Agents at Ciudad Juarez Migrant Center Reportedly Left Victims Locked Up When Fire Started
Images of bodies piled up in front of a Mexican National Migration Institute (INM) center in Ciudad Juarez shocked the world last Monday. A fire left 40 dead and dozens of people of six nationalities injured.
The incident occurred at the INM facility on the Stanton-Lerdo International Bridge in the border city of Ciudad Juarez. Many of the migrants were waiting to enter the United States.
According to statements made by President Manuel López Obrador, the fire started shortly before 10:00 p.m. Monday night. The detainees reportedly set fire to their mattresses in protest when they learned that they would be deported.
Foreign Minister Marcelo Ebrard informed, “those directly responsible for the events have been presented to the Attorney General’s Office.”
However, there were no details as to why the victims were not evicted. Until now.
A chilling video
A new video shows how the agents of the Ciudad Juarez immigration station left the migrants locked up and left the facilities.
It is a 32-second video from a security camera that recorded the moment when the fire started. The footage shows the migrants locked in a cell as the fire grows and the smoke spreads. But it also shows three INM agents pacing around the room and eventually leaving.
None of the officials made any attempt to remove the locked victims, at least for the duration of the footage.
The video shows how flames start to grow in one of the corners of the room and begin to peek through the bars. Three agents, two men and a woman, can be identified leaving the room while a migrant kicks the bars.

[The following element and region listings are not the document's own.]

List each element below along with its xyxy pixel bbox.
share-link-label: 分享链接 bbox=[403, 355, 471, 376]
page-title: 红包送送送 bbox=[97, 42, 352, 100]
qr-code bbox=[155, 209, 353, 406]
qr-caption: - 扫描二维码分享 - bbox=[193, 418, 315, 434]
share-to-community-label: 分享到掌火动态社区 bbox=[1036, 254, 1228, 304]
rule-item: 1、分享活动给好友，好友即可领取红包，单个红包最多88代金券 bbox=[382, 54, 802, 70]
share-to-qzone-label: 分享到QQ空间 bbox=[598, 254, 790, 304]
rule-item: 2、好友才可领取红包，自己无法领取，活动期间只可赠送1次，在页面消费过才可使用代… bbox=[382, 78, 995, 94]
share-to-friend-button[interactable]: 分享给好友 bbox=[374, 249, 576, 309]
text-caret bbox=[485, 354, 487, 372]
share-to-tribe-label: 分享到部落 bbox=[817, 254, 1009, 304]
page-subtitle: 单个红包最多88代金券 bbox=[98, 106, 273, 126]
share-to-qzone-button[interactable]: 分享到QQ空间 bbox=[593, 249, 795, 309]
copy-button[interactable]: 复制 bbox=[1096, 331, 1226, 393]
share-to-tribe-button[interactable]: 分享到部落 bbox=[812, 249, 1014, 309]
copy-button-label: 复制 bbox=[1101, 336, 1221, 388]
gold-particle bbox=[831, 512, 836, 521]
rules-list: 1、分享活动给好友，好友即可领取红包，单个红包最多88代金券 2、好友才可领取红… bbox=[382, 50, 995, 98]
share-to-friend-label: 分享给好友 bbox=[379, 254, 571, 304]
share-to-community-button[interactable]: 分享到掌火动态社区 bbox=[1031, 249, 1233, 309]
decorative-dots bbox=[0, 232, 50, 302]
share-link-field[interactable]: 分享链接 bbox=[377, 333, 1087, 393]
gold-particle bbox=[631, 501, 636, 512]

The last agent runs out without looking back toward the dozens of men who remained locked up with the fire.
In the last seconds of the video, the image loses clarity as the smoke begins to fill the entire room. Only several pockets of flames inside the cell are highlighted.
‘We are human beings’
Migrants and activists have complained about the circumstances migrants experience in the region.
“We want them to understand that we are not animals,” said a group of migrants who gathered outside the immigration offices in Ciudad Juarez to protest. “We are human beings.”
“I am human too, but they treat you like a dog,” a Venezuelan woman desperate to know about her husband told the BBC. “He was taken away in an ambulance. They haven’t told me anything. A relative could’ve died, and they wouldn’t tell you. Is he dead? Nothing.”
UN Secretary General António Guterres has called for a full investigation into what happened. For its part, Joe Biden’s administration has used the incident to warn about the dangers of migrating.
“Broadly speaking across this administration, we have long talked about the risks that irregular migration poses,” State Department Deputy spokesperson Vedant Patel told reporters. “I am not speaking about this incident specifically, but broadly those who chose to transit anywhere irregularly put themselves at risk.”